Ingredients
The following ingredients have 4 Servings
- 8 oz Tortellini
- 1 Tbsp Cooking Oil
- 8 oz Italian Sausage
- 1/2 Onion, chopped
- 2 Carrots, chopped
- 1 tsp Italian Seasoning
- 1 14oz can Diced Tomatoes ((a variety with Italian seasonings or basil in the mix works great))
- 3 cups Chicken Stock
- 2 leaves Kale, finely chopped
- 2 sprigs Fresh Thyme
- 1 15oz can Cannellini or White Beans, drained and rinsed
- 1/2 tsp Fresh Lemon Juice, to taste
- 2 oz Parmesan, grated
Instruction
- Cook tortellini according to package directions. (You can do this up to 3 days ahead, as I like do as part of my Sunday Prep.)
- Place a Dutch Oven or large saucepan over medium-high heat. Add oil and then Italian Sausage and saute, breaking sausage apart, until nearly cooked through, 2 to 3 minutes. Add onions, carrots and Italian seasoning and saute until onion softens, 2 to 3 minutes more.

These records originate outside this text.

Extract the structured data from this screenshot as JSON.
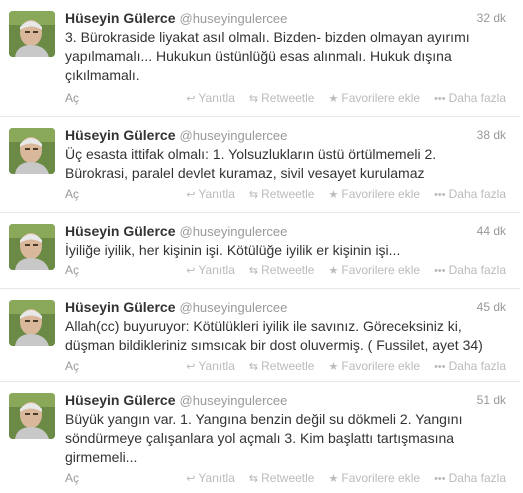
{
  "timeline": {
    "tweets": [
      {
        "name": "Hüseyin Gülerce",
        "handle": "@huseyingulercee",
        "time": "32 dk",
        "text": "3. Bürokraside liyakat asıl olmalı. Bizden- bizden olmayan ayırımı yapılmamalı... Hukukun üstünlüğü esas alınmalı. Hukuk dışına çıkılmamalı.",
        "expand": "Aç"
      },
      {
        "name": "Hüseyin Gülerce",
        "handle": "@huseyingulercee",
        "time": "38 dk",
        "text": "Üç esasta ittifak olmalı: 1. Yolsuzlukların üstü örtülmemeli 2. Bürokrasi, paralel devlet kuramaz, sivil vesayet kurulamaz",
        "expand": "Aç"
      },
      {
        "name": "Hüseyin Gülerce",
        "handle": "@huseyingulercee",
        "time": "44 dk",
        "text": "İyiliğe iyilik, her kişinin işi. Kötülüğe iyilik er kişinin işi...",
        "expand": "Aç"
      },
      {
        "name": "Hüseyin Gülerce",
        "handle": "@huseyingulercee",
        "time": "45 dk",
        "text": "Allah(cc) buyuruyor: Kötülükleri iyilik ile savınız. Göreceksiniz ki, düşman bildikleriniz sımsıcak bir dost oluvermiş. ( Fussilet, ayet 34)",
        "expand": "Aç"
      },
      {
        "name": "Hüseyin Gülerce",
        "handle": "@huseyingulercee",
        "time": "51 dk",
        "text": "Büyük yangın var. 1. Yangına benzin değil su dökmeli 2. Yangını söndürmeye çalışanlara yol açmalı 3. Kim başlattı tartışmasına girmemeli...",
        "expand": "Aç"
      }
    ],
    "actions": {
      "reply": "Yanıtla",
      "retweet": "Retweetle",
      "favorite": "Favorilere ekle",
      "more": "Daha fazla"
    },
    "icons": {
      "reply": "reply-icon",
      "retweet": "retweet-icon",
      "favorite": "star-icon",
      "more": "more-dots-icon"
    }
  }
}
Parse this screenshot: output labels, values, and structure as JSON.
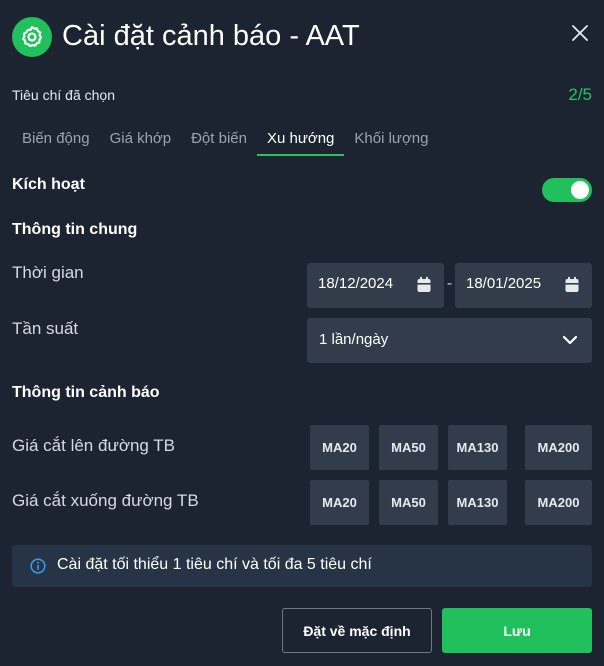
{
  "dialog": {
    "title": "Cài đặt cảnh báo - AAT",
    "logo_icon": "gear-icon",
    "close_icon": "close-icon"
  },
  "criteria": {
    "label": "Tiêu chí đã chọn",
    "count": "2/5"
  },
  "tabs": [
    {
      "label": "Biến động",
      "active": false
    },
    {
      "label": "Giá khớp",
      "active": false
    },
    {
      "label": "Đột biến",
      "active": false
    },
    {
      "label": "Xu hướng",
      "active": true
    },
    {
      "label": "Khối lượng",
      "active": false
    }
  ],
  "activate": {
    "label": "Kích hoạt",
    "enabled": true
  },
  "general": {
    "heading": "Thông tin chung",
    "time_label": "Thời gian",
    "date_from": "18/12/2024",
    "date_separator": "-",
    "date_to": "18/01/2025",
    "frequency_label": "Tần suất",
    "frequency_value": "1 lần/ngày"
  },
  "alert": {
    "heading": "Thông tin cảnh báo",
    "cross_up_label": "Giá cắt lên đường TB",
    "cross_down_label": "Giá cắt xuống đường TB",
    "ma_options": [
      "MA20",
      "MA50",
      "MA130",
      "MA200"
    ]
  },
  "info": {
    "text": "Cài đặt tối thiểu 1 tiêu chí và tối đa 5 tiêu chí"
  },
  "actions": {
    "reset_label": "Đặt về mặc định",
    "save_label": "Lưu"
  },
  "colors": {
    "accent": "#20c05c",
    "background": "#1c2431",
    "field": "#333c4a",
    "info_background": "#263446"
  }
}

- Add tomatoes (including their liquid), stock, kale and bring to a simmer. Reduce heat so the soup maintains a low simmer and continue simmering for 5 minutes to let the flavors come together. While soup simmers, drain and rinse beans and grate parmesan (if not already grated).
- Stir beans and into soup and simmer just until beans are heated through. Remove soup from heat and add a squeeze of lemon juice. Taste and add additional salt (I do often find this needs a bit more salt at the end, but that will depend on the natural saltiness of your sausage and stock.)
- Divide tortellini into serving bowls. Ladle soup over tortellini (see note). Top with parmesan.